The kingdom’s high levels of growth, including a 9.2% increase in soft drink consumption and a 9.6% increase in mass grocery retail value this year, make it an attractive prospect for retailers, according to BMI. Combined with an acceptable risk level, the research firm said Saudi Arabia was still the best market for investment in food and drink.
“We maintain our bullish outlook for Saudi Arabia's food and drink market over our forecast period to 2019. Sales will continue to benefit from rising disposable incomes, favourable demographics, increasing urbanisation and ongoing formalisation of the mass grocery retail (MGR) sector,” said the report, which gave the country a reward score of 57.8.
Lower risk beats rewards
Although BMI gives Egypt a higher reward score, it suggests its poor risk score of just 36.9, compared to Saudi Arabia’s 57.7, makes it less attractive: “Saudi Arabia's ability to continually outscore Gulf markets such as the UAE… comes down to its reward score, which at 57.8 this quarter is second only to Egypt. While Egypt has a strong reward score, it is let down from an index standpoint by its risk score, which is MENA's worst after Libya.
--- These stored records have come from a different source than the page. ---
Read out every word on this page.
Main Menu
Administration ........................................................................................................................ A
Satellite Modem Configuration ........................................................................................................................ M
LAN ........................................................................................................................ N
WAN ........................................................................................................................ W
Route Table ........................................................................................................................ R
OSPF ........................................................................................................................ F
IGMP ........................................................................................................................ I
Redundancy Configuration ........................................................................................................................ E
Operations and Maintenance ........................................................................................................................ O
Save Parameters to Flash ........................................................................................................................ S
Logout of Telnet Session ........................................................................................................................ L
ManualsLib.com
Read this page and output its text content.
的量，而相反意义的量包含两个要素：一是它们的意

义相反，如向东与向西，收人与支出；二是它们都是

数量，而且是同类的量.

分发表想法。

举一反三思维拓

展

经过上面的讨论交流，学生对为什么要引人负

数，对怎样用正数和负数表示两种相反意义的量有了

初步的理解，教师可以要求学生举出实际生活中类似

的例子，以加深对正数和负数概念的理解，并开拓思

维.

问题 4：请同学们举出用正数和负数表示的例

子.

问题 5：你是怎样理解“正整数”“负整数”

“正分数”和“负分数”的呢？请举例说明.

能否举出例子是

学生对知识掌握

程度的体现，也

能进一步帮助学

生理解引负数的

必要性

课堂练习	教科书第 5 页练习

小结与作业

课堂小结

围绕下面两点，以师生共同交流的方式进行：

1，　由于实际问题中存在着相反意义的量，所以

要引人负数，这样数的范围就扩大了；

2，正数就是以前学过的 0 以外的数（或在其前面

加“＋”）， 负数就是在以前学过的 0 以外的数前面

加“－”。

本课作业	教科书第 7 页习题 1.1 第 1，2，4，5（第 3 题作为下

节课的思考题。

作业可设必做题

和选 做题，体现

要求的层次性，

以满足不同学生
“For all Egypt's possibilities as a potentially dynamic market, illustrated by a reward score of 62.3, which is nearly 20 points higher than the regional average, there is no doubt that ongoing political and economic strife is making it very difficult for this potential to be realised within the index framework,” the report added.
BMI said three main factors are behind Saudi Arabia’s high reward prospect: favourable demographics, with 55% of its population aged under 30, providing an attractive market for retailers; high government spending, which will continue to drive demand; and the increasing development of the local food and drink industry, which will create new opportunities for retailers.
Egypt set for growth
But while Saudi Arabia is the best overall prospect, the BMI report noted Egypt offered very strong prospects for growth, despite the level of risk.
“Egypt is re-establishing its position as the standout growth market for consumer companies in the Middle East and North Africa (MENA) region and we believe this is a good time for food and drink companies to actively pursue expansion in Egypt, be it organically or via acquisitions. The pace of real GDP growth will pick up markedly over the coming years, helped by greater political stability and low base effects,” said the report.